Deloitte beobachtet weiterhin Erholung am Bau

Wien. Die Finanzkrise hatte die europäische Baubranche schwer getroffen – die sukzessive Erholung setzte sich im vergangenen Jahr dennoch in moderatem Tempo fort, so eine Deloitte-Studie. Zwei österreichische Player gehören zu den größten  Europas.

Wie der aktuelle Deloitte Report „European Powers of Construction“ zeigt, kann weiterhin mit einer insgesamt positiven Entwicklung gerechnet werden. Ebenfalls sei ein fortgesetzter Trend zur Internationalisierung des Geschäfts zu beobachten.
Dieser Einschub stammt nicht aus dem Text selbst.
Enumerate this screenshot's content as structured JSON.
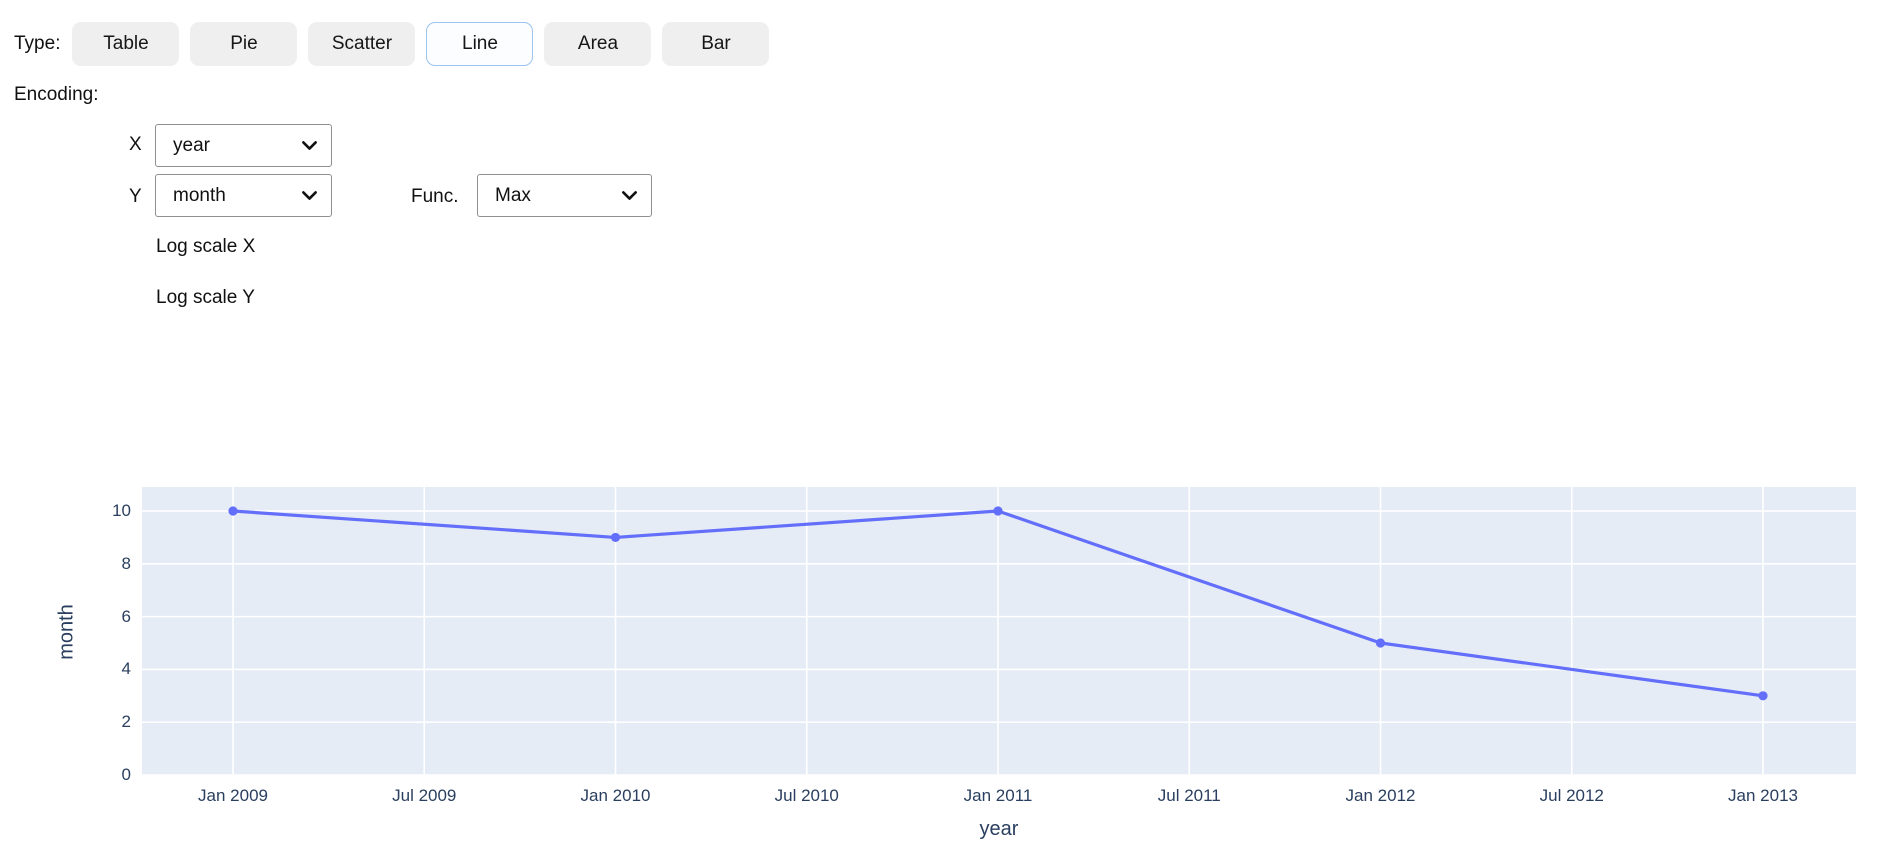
{
  "toolbar": {
    "type_label": "Type:",
    "buttons": [
      {
        "label": "Table",
        "selected": false
      },
      {
        "label": "Pie",
        "selected": false
      },
      {
        "label": "Scatter",
        "selected": false
      },
      {
        "label": "Line",
        "selected": true
      },
      {
        "label": "Area",
        "selected": false
      },
      {
        "label": "Bar",
        "selected": false
      }
    ]
  },
  "encoding": {
    "title": "Encoding:",
    "x_label": "X",
    "x_value": "year",
    "y_label": "Y",
    "y_value": "month",
    "func_label": "Func.",
    "func_value": "Max",
    "log_x_label": "Log scale X",
    "log_y_label": "Log scale Y"
  },
  "chart_data": {
    "type": "line",
    "points": [
      {
        "x": "Jan 2009",
        "y": 10
      },
      {
        "x": "Jan 2010",
        "y": 9
      },
      {
        "x": "Jan 2011",
        "y": 10
      },
      {
        "x": "Jan 2012",
        "y": 5
      },
      {
        "x": "Jan 2013",
        "y": 3
      }
    ],
    "x_axis_ticks": [
      "Jan 2009",
      "Jul 2009",
      "Jan 2010",
      "Jul 2010",
      "Jan 2011",
      "Jul 2011",
      "Jan 2012",
      "Jul 2012",
      "Jan 2013"
    ],
    "y_axis_ticks": [
      0,
      2,
      4,
      6,
      8,
      10
    ],
    "ylim": [
      0,
      10.91
    ],
    "xlabel": "year",
    "ylabel": "month",
    "grid": true,
    "legend": "none",
    "colors": {
      "line": "#636efa",
      "marker": "#636efa",
      "plot_background": "#e5ecf6",
      "grid_line": "#ffffff",
      "tick_text": "#2a3f5f",
      "selected_button_border": "#9cc3f2"
    }
  }
}
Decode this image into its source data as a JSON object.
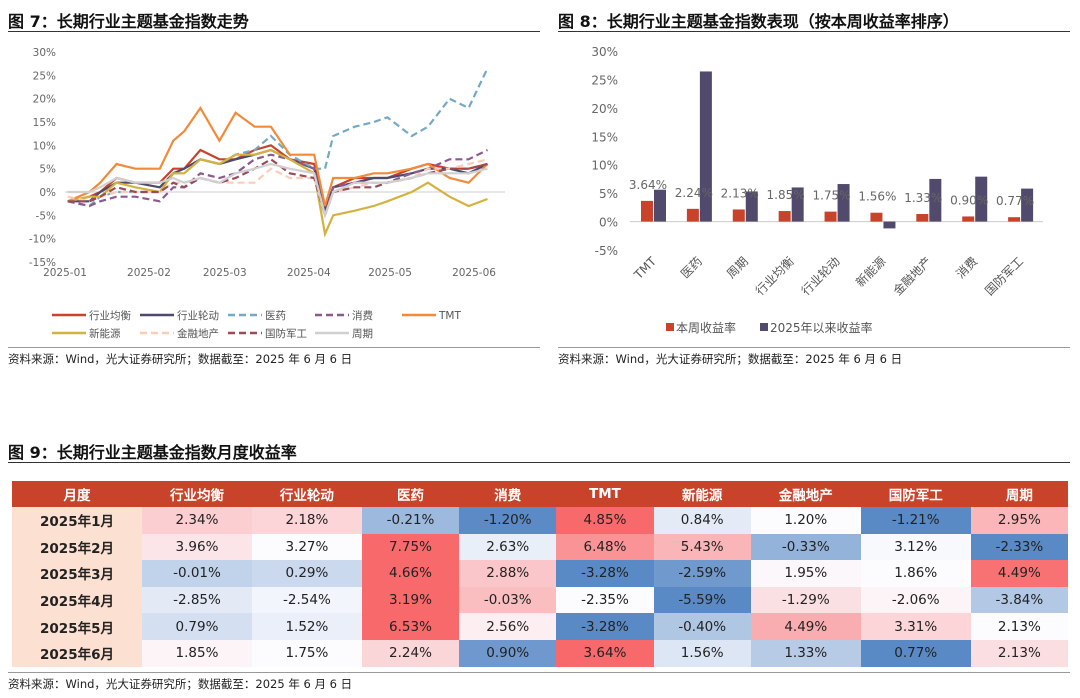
{
  "fig7": {
    "title": "图 7：长期行业主题基金指数走势",
    "source": "资料来源：Wind，光大证券研究所；数据截至：2025 年 6 月 6 日"
  },
  "fig8": {
    "title": "图 8：长期行业主题基金指数表现（按本周收益率排序）",
    "source": "资料来源：Wind，光大证券研究所；数据截至：2025 年 6 月 6 日"
  },
  "fig9": {
    "title": "图 9：长期行业主题基金指数月度收益率",
    "source": "资料来源：Wind，光大证券研究所；数据截至：2025 年 6 月 6 日"
  },
  "chart_data": [
    {
      "type": "line",
      "ylim": [
        -15,
        30
      ],
      "yticks": [
        "30%",
        "25%",
        "20%",
        "15%",
        "10%",
        "5%",
        "0%",
        "-5%",
        "-10%",
        "-15%"
      ],
      "ytick_values": [
        30,
        25,
        20,
        15,
        10,
        5,
        0,
        -5,
        -10,
        -15
      ],
      "xticks": [
        "2025-01",
        "2025-02",
        "2025-03",
        "2025-04",
        "2025-05",
        "2025-06"
      ],
      "legend": "bottom",
      "x": [
        "2025-01-02",
        "2025-01-10",
        "2025-01-14",
        "2025-01-20",
        "2025-01-27",
        "2025-02-05",
        "2025-02-10",
        "2025-02-14",
        "2025-02-20",
        "2025-02-27",
        "2025-03-05",
        "2025-03-12",
        "2025-03-18",
        "2025-03-25",
        "2025-04-03",
        "2025-04-07",
        "2025-04-10",
        "2025-04-18",
        "2025-04-25",
        "2025-04-30",
        "2025-05-09",
        "2025-05-15",
        "2025-05-23",
        "2025-05-30",
        "2025-06-06"
      ],
      "series": [
        {
          "name": "行业均衡",
          "color": "#c8432a",
          "dash": false,
          "values": [
            -2,
            -1,
            0,
            3,
            2,
            2,
            5,
            5,
            9,
            7,
            7,
            9,
            10,
            7,
            6,
            -4,
            1,
            3,
            3,
            3,
            5,
            6,
            5,
            5,
            6
          ]
        },
        {
          "name": "行业轮动",
          "color": "#4e4a6e",
          "dash": false,
          "values": [
            -2,
            -2,
            0,
            2,
            2,
            1,
            4,
            5,
            7,
            6,
            7,
            8,
            9,
            7,
            5,
            -4,
            1,
            2,
            3,
            3,
            4,
            5,
            5,
            4,
            6
          ]
        },
        {
          "name": "医药",
          "color": "#74a9c4",
          "dash": true,
          "values": [
            -2,
            -3,
            -1,
            0,
            0,
            0,
            4,
            4,
            7,
            6,
            8,
            9,
            12,
            8,
            5,
            5,
            12,
            14,
            15,
            16,
            12,
            14,
            20,
            18,
            26.5
          ]
        },
        {
          "name": "消费",
          "color": "#8a5a8f",
          "dash": true,
          "values": [
            -2,
            -3,
            -2,
            -1,
            -1,
            -2,
            1,
            1,
            4,
            3,
            4,
            7,
            8,
            7,
            5,
            -5,
            1,
            2,
            2,
            2,
            4,
            5,
            7,
            7,
            9
          ]
        },
        {
          "name": "TMT",
          "color": "#f28a3a",
          "dash": false,
          "values": [
            -2,
            0,
            2,
            6,
            5,
            5,
            11,
            13,
            18,
            11,
            17,
            14,
            14,
            8,
            8,
            -3,
            3,
            3,
            4,
            4,
            5,
            6,
            3,
            2,
            6
          ]
        },
        {
          "name": "新能源",
          "color": "#d4b23f",
          "dash": false,
          "values": [
            -2,
            -1,
            -1,
            2,
            1,
            0,
            4,
            4,
            7,
            6,
            8,
            8,
            9,
            7,
            4,
            -9,
            -5,
            -4,
            -3,
            -2,
            0,
            2,
            -1,
            -3,
            -1.5
          ]
        },
        {
          "name": "金融地产",
          "color": "#f9cdb8",
          "dash": true,
          "values": [
            -1,
            -2,
            -1,
            0,
            0,
            0,
            2,
            2,
            3,
            2,
            2,
            2,
            5,
            3,
            3,
            -5,
            0,
            1,
            2,
            2,
            3,
            5,
            5,
            6,
            7
          ]
        },
        {
          "name": "国防军工",
          "color": "#9b4a5a",
          "dash": true,
          "values": [
            -2,
            -2,
            -1,
            1,
            0,
            0,
            2,
            1,
            3,
            2,
            3,
            5,
            7,
            4,
            3,
            -5,
            0,
            1,
            1,
            2,
            3,
            4,
            5,
            5,
            6
          ]
        },
        {
          "name": "周期",
          "color": "#d0d0d0",
          "dash": false,
          "values": [
            0,
            0,
            1,
            3,
            2,
            2,
            3,
            2,
            3,
            2,
            4,
            5,
            6,
            5,
            4,
            -5,
            0,
            2,
            2,
            2,
            3,
            4,
            4,
            4,
            5
          ]
        }
      ]
    },
    {
      "type": "bar",
      "ylim": [
        -5,
        30
      ],
      "yticks": [
        "30%",
        "25%",
        "20%",
        "15%",
        "10%",
        "5%",
        "0%",
        "-5%"
      ],
      "ytick_values": [
        30,
        25,
        20,
        15,
        10,
        5,
        0,
        -5
      ],
      "legend": "bottom",
      "categories": [
        "TMT",
        "医药",
        "周期",
        "行业均衡",
        "行业轮动",
        "新能源",
        "金融地产",
        "消费",
        "国防军工"
      ],
      "series": [
        {
          "name": "本周收益率",
          "color": "#c8432a",
          "values": [
            3.64,
            2.24,
            2.13,
            1.85,
            1.75,
            1.56,
            1.33,
            0.9,
            0.77
          ],
          "labels": [
            "3.64%",
            "2.24%",
            "2.13%",
            "1.85%",
            "1.75%",
            "1.56%",
            "1.33%",
            "0.90%",
            "0.77%"
          ]
        },
        {
          "name": "2025年以来收益率",
          "color": "#514a6c",
          "values": [
            5.6,
            26.4,
            5.3,
            6.0,
            6.6,
            -1.2,
            7.5,
            7.9,
            5.8
          ]
        }
      ]
    },
    {
      "type": "table",
      "header": [
        "月度",
        "行业均衡",
        "行业轮动",
        "医药",
        "消费",
        "TMT",
        "新能源",
        "金融地产",
        "国防军工",
        "周期"
      ],
      "rows": [
        [
          "2025年1月",
          "2.34%",
          "2.18%",
          "-0.21%",
          "-1.20%",
          "4.85%",
          "0.84%",
          "1.20%",
          "-1.21%",
          "2.95%"
        ],
        [
          "2025年2月",
          "3.96%",
          "3.27%",
          "7.75%",
          "2.63%",
          "6.48%",
          "5.43%",
          "-0.33%",
          "3.12%",
          "-2.33%"
        ],
        [
          "2025年3月",
          "-0.01%",
          "0.29%",
          "4.66%",
          "2.88%",
          "-3.28%",
          "-2.59%",
          "1.95%",
          "1.86%",
          "4.49%"
        ],
        [
          "2025年4月",
          "-2.85%",
          "-2.54%",
          "3.19%",
          "-0.03%",
          "-2.35%",
          "-5.59%",
          "-1.29%",
          "-2.06%",
          "-3.84%"
        ],
        [
          "2025年5月",
          "0.79%",
          "1.52%",
          "6.53%",
          "2.56%",
          "-3.28%",
          "-0.40%",
          "4.49%",
          "3.31%",
          "2.13%"
        ],
        [
          "2025年6月",
          "1.85%",
          "1.75%",
          "2.24%",
          "0.90%",
          "3.64%",
          "1.56%",
          "1.33%",
          "0.77%",
          "2.13%"
        ]
      ]
    }
  ]
}
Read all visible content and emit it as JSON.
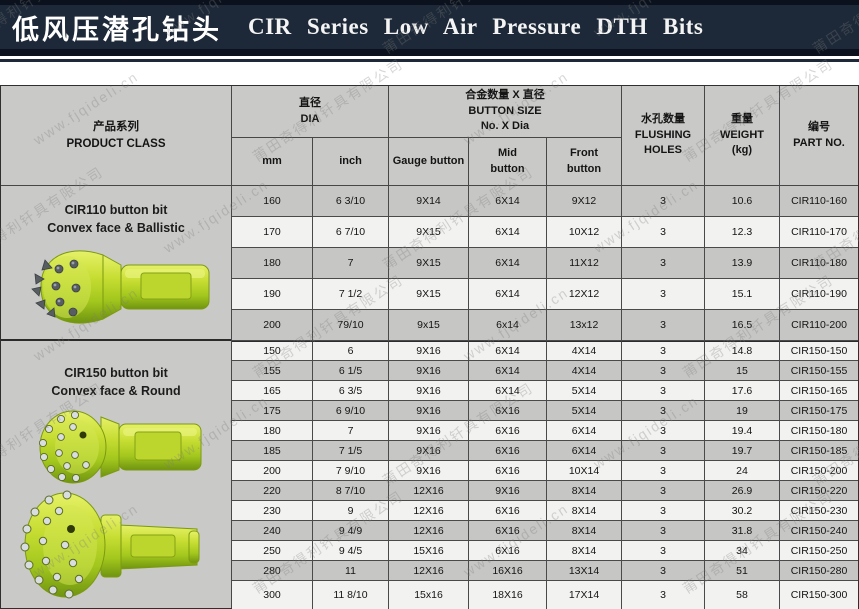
{
  "header": {
    "title_cn": "低风压潜孔钻头",
    "title_en": "CIR  Series  Low Air Pressure DTH  Bits"
  },
  "watermark": {
    "company": "莆田奇得利钎具有限公司",
    "url": "www.fjqideli.cn"
  },
  "colors": {
    "topbar_bg": "#0c121d",
    "topbar_band": "#1d2938",
    "row_dark": "#c6c6c4",
    "row_light": "#f2f2f0",
    "table_gray": "#c9c9c7",
    "bit_green": "#b8d32a"
  },
  "table": {
    "columns": {
      "product_class": "产品系列\nPRODUCT CLASS",
      "dia": "直径\nDIA",
      "button_size": "合金数量 X 直径\nBUTTON SIZE\nNo. X Dia",
      "mm": "mm",
      "inch": "inch",
      "gauge": "Gauge button",
      "mid": "Mid\nbutton",
      "front": "Front\nbutton",
      "flushing": "水孔数量\nFLUSHING\nHOLES",
      "weight": "重量\nWEIGHT\n(kg)",
      "part_no": "编号\nPART NO."
    },
    "sections": [
      {
        "name": "CIR110 button bit",
        "subtitle": "Convex face & Ballistic",
        "rows": [
          [
            "160",
            "6 3/10",
            "9X14",
            "6X14",
            "9X12",
            "3",
            "10.6",
            "CIR110-160"
          ],
          [
            "170",
            "6 7/10",
            "9X15",
            "6X14",
            "10X12",
            "3",
            "12.3",
            "CIR110-170"
          ],
          [
            "180",
            "7",
            "9X15",
            "6X14",
            "11X12",
            "3",
            "13.9",
            "CIR110-180"
          ],
          [
            "190",
            "7 1/2",
            "9X15",
            "6X14",
            "12X12",
            "3",
            "15.1",
            "CIR110-190"
          ],
          [
            "200",
            "79/10",
            "9x15",
            "6x14",
            "13x12",
            "3",
            "16.5",
            "CIR110-200"
          ]
        ]
      },
      {
        "name": "CIR150 button bit",
        "subtitle": "Convex face & Round",
        "rows": [
          [
            "150",
            "6",
            "9X16",
            "6X14",
            "4X14",
            "3",
            "14.8",
            "CIR150-150"
          ],
          [
            "155",
            "6 1/5",
            "9X16",
            "6X14",
            "4X14",
            "3",
            "15",
            "CIR150-155"
          ],
          [
            "165",
            "6 3/5",
            "9X16",
            "6X14",
            "5X14",
            "3",
            "17.6",
            "CIR150-165"
          ],
          [
            "175",
            "6 9/10",
            "9X16",
            "6X16",
            "5X14",
            "3",
            "19",
            "CIR150-175"
          ],
          [
            "180",
            "7",
            "9X16",
            "6X16",
            "6X14",
            "3",
            "19.4",
            "CIR150-180"
          ],
          [
            "185",
            "7 1/5",
            "9X16",
            "6X16",
            "6X14",
            "3",
            "19.7",
            "CIR150-185"
          ],
          [
            "200",
            "7 9/10",
            "9X16",
            "6X16",
            "10X14",
            "3",
            "24",
            "CIR150-200"
          ],
          [
            "220",
            "8 7/10",
            "12X16",
            "9X16",
            "8X14",
            "3",
            "26.9",
            "CIR150-220"
          ],
          [
            "230",
            "9",
            "12X16",
            "6X16",
            "8X14",
            "3",
            "30.2",
            "CIR150-230"
          ],
          [
            "240",
            "9 4/9",
            "12X16",
            "6X16",
            "8X14",
            "3",
            "31.8",
            "CIR150-240"
          ],
          [
            "250",
            "9 4/5",
            "15X16",
            "6X16",
            "8X14",
            "3",
            "34",
            "CIR150-250"
          ],
          [
            "280",
            "11",
            "12X16",
            "16X16",
            "13X14",
            "3",
            "51",
            "CIR150-280"
          ],
          [
            "300",
            "11 8/10",
            "15x16",
            "18X16",
            "17X14",
            "3",
            "58",
            "CIR150-300"
          ]
        ]
      }
    ]
  }
}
Zwei Österreicher unter den Top 50

  • Nach wie vor stammen – gemessen an ihrem Umsatz – überdurchschnittlich viele große Bauunternehmen Europas aus Frankreich, Spanien und Großbritannien.
  • Unter den Top 50 der europäischen Branche finden sich aber auch wieder zwei österreichische Unternehmen: Die Strabag belegt Platz 6 und die Porr Platz 25 im Ranking.
  • Die vier größten Konzerne der Welt kommen aus China. In den globalen Top 25 ist China das mit sieben Unternehmen meistvertretene Land, Frankreich als Zweitplatzierter kommt auf vier Unternehmen.

Mehr wert als vor der Krise

„Die Top 50 Unternehmen der europäischen Baubranche haben mittlerweile im Hinblick auf ihren Markt- bzw. Börsenwert das Niveau von 2007 wieder übertroffen. So stiegen auch im Vergleich zum Vorjahr der Gesamtumsatz um 5% und die Marktkapitalisierung um 21%“, erklärt Alexander Hohendanner, Partner bei Deloitte Österreich.

Weniger dynamisch als der Branchendurchschnitt zeigten sich die drei mit deutlichem Abstand größten Unternehmen Vinci, ACS und Bouygues: Alle drei konnten, anders als die ihnen im Ranking nachfolgenden, die Leistung des Vorjahres nicht wieder erreichen. An der Reihenfolge hat sich in den Top Ten aber wenig geändert. Durch den weitgehenden Rückzug von Bilfinger aus dem Baugeschäft rückte die niederländische BAM Group einen Platz nach oben. Neu unter den zehn größten Unternehmen ist die schwedische NCC.

Die guten Aussichten für die Branche beruhen auch auf den anstehenden Investitionen, obwohl hier das vor der Finanzkrise vorherrschende Niveau noch lange nicht wieder erreicht ist, so Deloitte: Nur in Deutschland, Schweden, Polen und Belgien sind die Investitionen in Bauleistungen über die Zeit von 2007 bis 2015 nachhaltig angestiegen. Im Vergleich zum Vorjahr erhöhten sich die Gesamtinvestitionen in Europa um 5% auf 1,4 Billionen Euro, wobei Deutschland vor Frankreich und Großbritannien den größten Markt bildet.

Mehr Internationalisierung des Baugeschäfts

2015 wurden 52 % der Leistung der 20 größten EU-Bauunternehmen außerhalb der eigenen Landesgrenzen erbracht. Damit liegt der Internationalisierungsgrad – bezogen auf den international generierten Umsatz – um neun Prozentpunkte höher als 2010.

Das Jahr 2015 brachte mehrheitlich positive finanzielle Entwicklungen für die 20 größten Unternehmen der europäischen Baubranche. Die aggregierten Umsätze stiegen um 4%, das aggregierte EBIT um 17% und das Nettojahresergebnis um 13%. Zudem konnten die Konzerne ihren Verschuldungsgrad um 14% verringern und damit das Verhältnis von Netto-Schuldenquote zu EBIT deutlich verbessern. Auch das Verhältnis von Unternehmenswert zum EBITDA, dem sogenannten EBITDA-Multiple, stieg laut der Studie von 7,8 im Jahr 2014 auf 8,3.

„Die Baubranche in Europa wird aus jetziger Sicht auch in den kommenden Jahren weiter wachsen. Was es vor allem braucht ist eine rege Investitionstätigkeit, gerade von öffentlicher Seite. So kann der Aufwärtstrend weiter anhalten“, so Hohendanner.